Stereotactic radiosurgery (SRS) is an
established primary treatment for newly diagnosed brain metastases
with high local control rates. However, data about local
re-irradiation in case of local failure after SRS (re-SRS) are rare.
We evaluated the feasibility, efficacy and patient selection
characteristics in treating locally recurrent metastases with a
second course of SRS.
We retrospectively evaluated patients
with brain metastases treated with re-SRS for local tumor progression
between 2011 and 2017. Patient and treatment characteristics as well
as rates of tumor control, survival and toxicity were analyzed.
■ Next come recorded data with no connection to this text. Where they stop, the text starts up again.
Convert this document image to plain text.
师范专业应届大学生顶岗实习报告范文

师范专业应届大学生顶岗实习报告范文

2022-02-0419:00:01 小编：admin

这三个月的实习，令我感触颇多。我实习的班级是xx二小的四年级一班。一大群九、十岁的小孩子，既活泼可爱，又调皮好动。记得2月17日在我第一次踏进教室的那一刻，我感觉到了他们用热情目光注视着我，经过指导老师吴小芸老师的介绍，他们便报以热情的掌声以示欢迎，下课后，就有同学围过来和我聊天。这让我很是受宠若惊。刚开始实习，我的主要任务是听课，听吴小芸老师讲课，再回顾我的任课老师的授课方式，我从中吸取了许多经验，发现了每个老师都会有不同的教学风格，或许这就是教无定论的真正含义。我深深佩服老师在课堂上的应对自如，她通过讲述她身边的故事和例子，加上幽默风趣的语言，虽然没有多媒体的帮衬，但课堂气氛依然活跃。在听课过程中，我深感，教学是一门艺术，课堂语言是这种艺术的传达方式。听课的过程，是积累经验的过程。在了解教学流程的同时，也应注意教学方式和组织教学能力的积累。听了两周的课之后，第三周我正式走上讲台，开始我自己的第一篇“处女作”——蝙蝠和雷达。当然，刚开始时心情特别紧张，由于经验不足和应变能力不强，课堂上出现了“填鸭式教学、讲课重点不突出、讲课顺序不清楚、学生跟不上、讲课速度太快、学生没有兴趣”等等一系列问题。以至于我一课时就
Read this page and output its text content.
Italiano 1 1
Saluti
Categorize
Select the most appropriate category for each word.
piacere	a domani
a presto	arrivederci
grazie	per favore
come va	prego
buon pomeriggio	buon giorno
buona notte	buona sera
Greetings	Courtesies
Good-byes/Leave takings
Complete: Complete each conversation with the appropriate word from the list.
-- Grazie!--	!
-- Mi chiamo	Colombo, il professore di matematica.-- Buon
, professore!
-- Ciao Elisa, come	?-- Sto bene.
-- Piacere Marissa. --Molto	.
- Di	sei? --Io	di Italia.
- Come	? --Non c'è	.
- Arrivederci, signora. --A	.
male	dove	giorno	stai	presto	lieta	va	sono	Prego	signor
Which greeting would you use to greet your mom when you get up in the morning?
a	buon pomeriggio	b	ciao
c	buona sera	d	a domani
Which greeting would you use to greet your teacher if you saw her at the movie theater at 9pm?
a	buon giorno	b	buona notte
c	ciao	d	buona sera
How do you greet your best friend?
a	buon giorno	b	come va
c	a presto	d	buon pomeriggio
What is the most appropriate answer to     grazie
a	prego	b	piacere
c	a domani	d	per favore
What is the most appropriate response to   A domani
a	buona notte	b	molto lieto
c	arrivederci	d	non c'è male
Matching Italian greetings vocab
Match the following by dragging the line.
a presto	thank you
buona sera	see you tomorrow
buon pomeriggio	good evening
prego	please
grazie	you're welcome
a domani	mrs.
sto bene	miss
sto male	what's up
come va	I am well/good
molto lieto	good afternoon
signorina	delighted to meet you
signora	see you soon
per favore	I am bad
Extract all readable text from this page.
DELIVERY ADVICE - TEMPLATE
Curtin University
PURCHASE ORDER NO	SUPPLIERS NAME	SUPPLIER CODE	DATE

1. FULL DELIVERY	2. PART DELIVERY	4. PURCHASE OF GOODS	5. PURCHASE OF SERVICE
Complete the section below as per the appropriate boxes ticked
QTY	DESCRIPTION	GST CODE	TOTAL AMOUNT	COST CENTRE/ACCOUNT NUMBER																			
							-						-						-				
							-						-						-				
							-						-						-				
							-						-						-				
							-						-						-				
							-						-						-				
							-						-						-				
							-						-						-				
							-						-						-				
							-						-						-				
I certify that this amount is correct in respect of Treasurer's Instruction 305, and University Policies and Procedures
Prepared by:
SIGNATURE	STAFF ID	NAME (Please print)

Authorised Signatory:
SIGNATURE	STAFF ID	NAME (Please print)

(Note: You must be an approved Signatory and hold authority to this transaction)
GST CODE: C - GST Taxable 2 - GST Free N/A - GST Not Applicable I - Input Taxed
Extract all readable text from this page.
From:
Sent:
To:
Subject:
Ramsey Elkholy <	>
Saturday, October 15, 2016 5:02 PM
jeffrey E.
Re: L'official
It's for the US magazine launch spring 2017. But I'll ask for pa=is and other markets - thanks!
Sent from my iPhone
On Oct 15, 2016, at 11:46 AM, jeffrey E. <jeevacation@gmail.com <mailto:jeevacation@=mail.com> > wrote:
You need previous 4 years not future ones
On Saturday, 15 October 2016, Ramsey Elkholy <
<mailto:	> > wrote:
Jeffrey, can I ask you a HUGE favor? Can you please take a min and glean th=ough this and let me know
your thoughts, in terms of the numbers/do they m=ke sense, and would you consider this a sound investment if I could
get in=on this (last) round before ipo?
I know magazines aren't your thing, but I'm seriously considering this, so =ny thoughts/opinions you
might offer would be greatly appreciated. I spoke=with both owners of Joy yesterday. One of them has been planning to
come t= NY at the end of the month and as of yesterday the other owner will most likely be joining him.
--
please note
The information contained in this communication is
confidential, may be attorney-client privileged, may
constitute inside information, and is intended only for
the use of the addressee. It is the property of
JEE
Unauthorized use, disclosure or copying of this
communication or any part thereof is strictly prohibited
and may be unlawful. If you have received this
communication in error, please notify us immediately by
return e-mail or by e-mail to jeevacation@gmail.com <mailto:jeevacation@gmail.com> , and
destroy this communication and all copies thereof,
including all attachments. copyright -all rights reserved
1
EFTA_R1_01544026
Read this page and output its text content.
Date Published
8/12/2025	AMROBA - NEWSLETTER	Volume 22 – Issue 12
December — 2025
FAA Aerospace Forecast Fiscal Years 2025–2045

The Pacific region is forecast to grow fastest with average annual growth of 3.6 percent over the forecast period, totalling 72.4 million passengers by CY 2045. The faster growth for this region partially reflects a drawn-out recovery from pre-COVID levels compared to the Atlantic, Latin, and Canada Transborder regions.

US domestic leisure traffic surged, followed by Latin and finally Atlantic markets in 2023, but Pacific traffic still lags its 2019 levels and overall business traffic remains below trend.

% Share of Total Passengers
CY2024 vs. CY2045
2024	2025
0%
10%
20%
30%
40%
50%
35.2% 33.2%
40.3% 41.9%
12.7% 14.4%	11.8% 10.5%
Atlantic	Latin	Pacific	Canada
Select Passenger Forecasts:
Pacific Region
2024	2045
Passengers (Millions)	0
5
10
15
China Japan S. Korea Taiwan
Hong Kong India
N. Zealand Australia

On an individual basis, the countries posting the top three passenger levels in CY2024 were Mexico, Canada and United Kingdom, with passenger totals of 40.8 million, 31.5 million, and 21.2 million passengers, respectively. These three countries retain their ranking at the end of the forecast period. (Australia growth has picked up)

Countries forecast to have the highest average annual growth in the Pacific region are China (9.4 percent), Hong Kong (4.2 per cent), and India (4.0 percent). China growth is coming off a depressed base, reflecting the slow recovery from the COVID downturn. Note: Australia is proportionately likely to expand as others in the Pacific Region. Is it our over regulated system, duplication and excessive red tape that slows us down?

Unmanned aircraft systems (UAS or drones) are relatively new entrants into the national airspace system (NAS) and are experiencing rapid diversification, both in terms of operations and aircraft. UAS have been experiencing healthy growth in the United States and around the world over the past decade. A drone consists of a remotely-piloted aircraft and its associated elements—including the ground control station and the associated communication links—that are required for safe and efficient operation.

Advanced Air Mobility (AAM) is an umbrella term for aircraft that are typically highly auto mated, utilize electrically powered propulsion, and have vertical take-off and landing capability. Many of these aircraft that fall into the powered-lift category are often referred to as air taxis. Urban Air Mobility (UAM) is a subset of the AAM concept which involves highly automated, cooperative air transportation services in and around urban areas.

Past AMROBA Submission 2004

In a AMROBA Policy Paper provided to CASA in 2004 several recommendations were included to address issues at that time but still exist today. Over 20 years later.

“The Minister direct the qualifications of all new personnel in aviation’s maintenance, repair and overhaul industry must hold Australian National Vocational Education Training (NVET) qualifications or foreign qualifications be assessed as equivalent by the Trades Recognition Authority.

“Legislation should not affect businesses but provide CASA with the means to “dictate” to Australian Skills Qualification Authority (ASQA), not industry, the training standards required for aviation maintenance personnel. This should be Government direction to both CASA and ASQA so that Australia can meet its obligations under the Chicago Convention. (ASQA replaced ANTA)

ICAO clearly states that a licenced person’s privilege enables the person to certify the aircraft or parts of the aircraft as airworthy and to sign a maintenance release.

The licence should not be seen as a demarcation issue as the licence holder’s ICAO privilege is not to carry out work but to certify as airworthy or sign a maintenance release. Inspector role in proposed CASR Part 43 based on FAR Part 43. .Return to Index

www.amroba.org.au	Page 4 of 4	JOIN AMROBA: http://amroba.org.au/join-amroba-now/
Overall, 32 locally recurrent brain
metastases in 31 patients were irradiated with re-SRS. Median age at
re-SRS was 64.9 years. The primary histology was breast cancer and
non-small-cellular lung cancer (NSCLC) in respectively 10 cases
(31.3%), in 5 cases malignant melanoma (15.6%). In the first
SRS-course 19 metastases (59.4%) and in the re-SRS-course 29
metastases (90.6%) were treated with CyberKnife® and the others with
Gamma Knife. Median planning target volume (PTV) for re-SRS was 2.5
cm3 (range, 0.1-37.5 cm3) and median dose prescribed to the PTV was
19 Gy (range, 12-28 Gy) in 1-5 fractions to the median 69% isodose
(range, 53-80%). The 1-year overall survival rate was 61.7% and the
1-year local control rate was 79.5%. The overall rate of radiological
radio-necrosis was 16.1% and four patients (12.9%) experienced grade
greater/ = to 3 toxicities.
A second course of SRS for locally
recurrent brain metastases after prior local SRS appears to be
feasible with acceptable toxicity and can be considered as salvage
treatment option for selected patients with high performance status.
Furthermore, this is the first study utilizing robotic radiosurgery
for this indication, as an additional option for frameless
fractionated treatment.So this is a look at only a handful of patients with mixed cancers, but having SRS as a second go round for brain tumors can be helpful with manageable side effects. (Of course, side effects are much more manageable when you are not the rattie!!!)